Fabiola sintió una punzada de culpabilidad. Nunca le había preguntado nada.

—¿Qué le sucedió?

—Me arrebataron a Sabina cuando tenía seis años —contestó Docilosa con voz monótona—. La vendieron a uno de los templos como acolita.

—¿La has vuelto a ver desde entonces?

Docilosa negó con la cabeza. Los ojos se le llenaron de lágrimas.

Fabiola se acercó y la abrazó.

—Que los dioses te bendigan —susurró.

Docilosa esbozó una ligera sonrisa y recobró la compostura.

—Venga —dijo animadamente—. Está donde siempre.

Fabiola desapareció por el pasillo.

Su amante la esperaba en el dormitorio donde se habían acostado por primera vez. Era el único que Brutus quería utilizar, y a Jovina no le importaba concederle ese privilegio. No abundaban los clientes tan ricos y tan asiduos como el oficial del Estado Mayor.

—¡Qué sorpresa! —Fabiola entró majestuosamente en la habitación y se aseguró de que se le viese bien el escote.

Un fuerte olor a incienso llenaba el ambiente y solamente había dos lámparas de aceite encendidas. La colcha estaba cubierta de pétalos de rosa. Docilosa había preparado bien la estancia a pesar de disponer de poco tiempo.
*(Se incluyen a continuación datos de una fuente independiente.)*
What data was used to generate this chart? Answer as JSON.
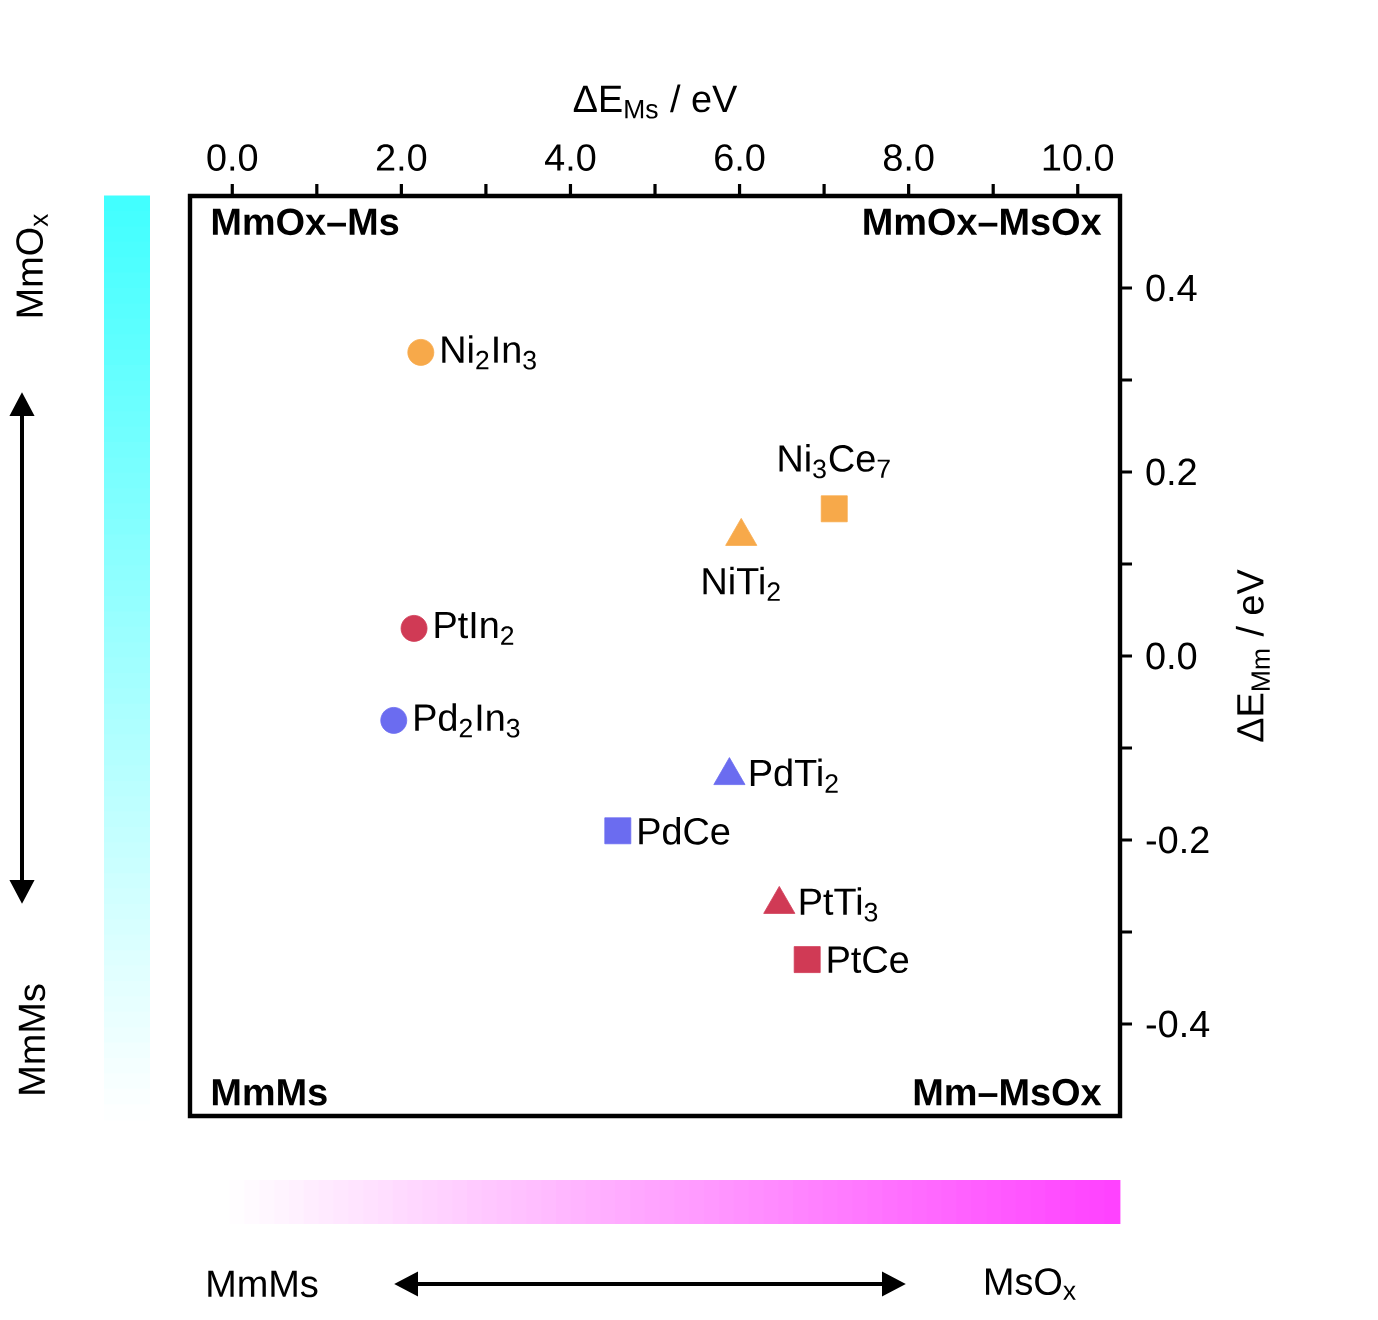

Brutus se levantó y eso la sorprendió. Normalmente se tiraban directamente en la cama. Se le veía inusitadamente serio.

—¿Va todo bien? —preguntó, un poco preocupada—. No tendría que haber tardado tanto en arreglarme, pero es que hoy no te esperaba.

Brutus sonrió cuando ella le besó.

—No es eso.

—Entonces, ¿qué es? —preguntó Fabiola y entornó los ojos para que no viese que los tenía enrojecidos.

—He hablado con Jovina.

Entonces sí que le prestó atención. Normalmente las conversaciones de Brutus con la arpía no solían durar más de lo que tardaba en pagarle. A él tampoco le caía bien la madama.

—¿Sobre qué?

El no se pudo contener más. Sacó la mano derecha de la espalda.

Fabiola miró un momento el rollo de pergamino que tenía en la mano. Y palideció.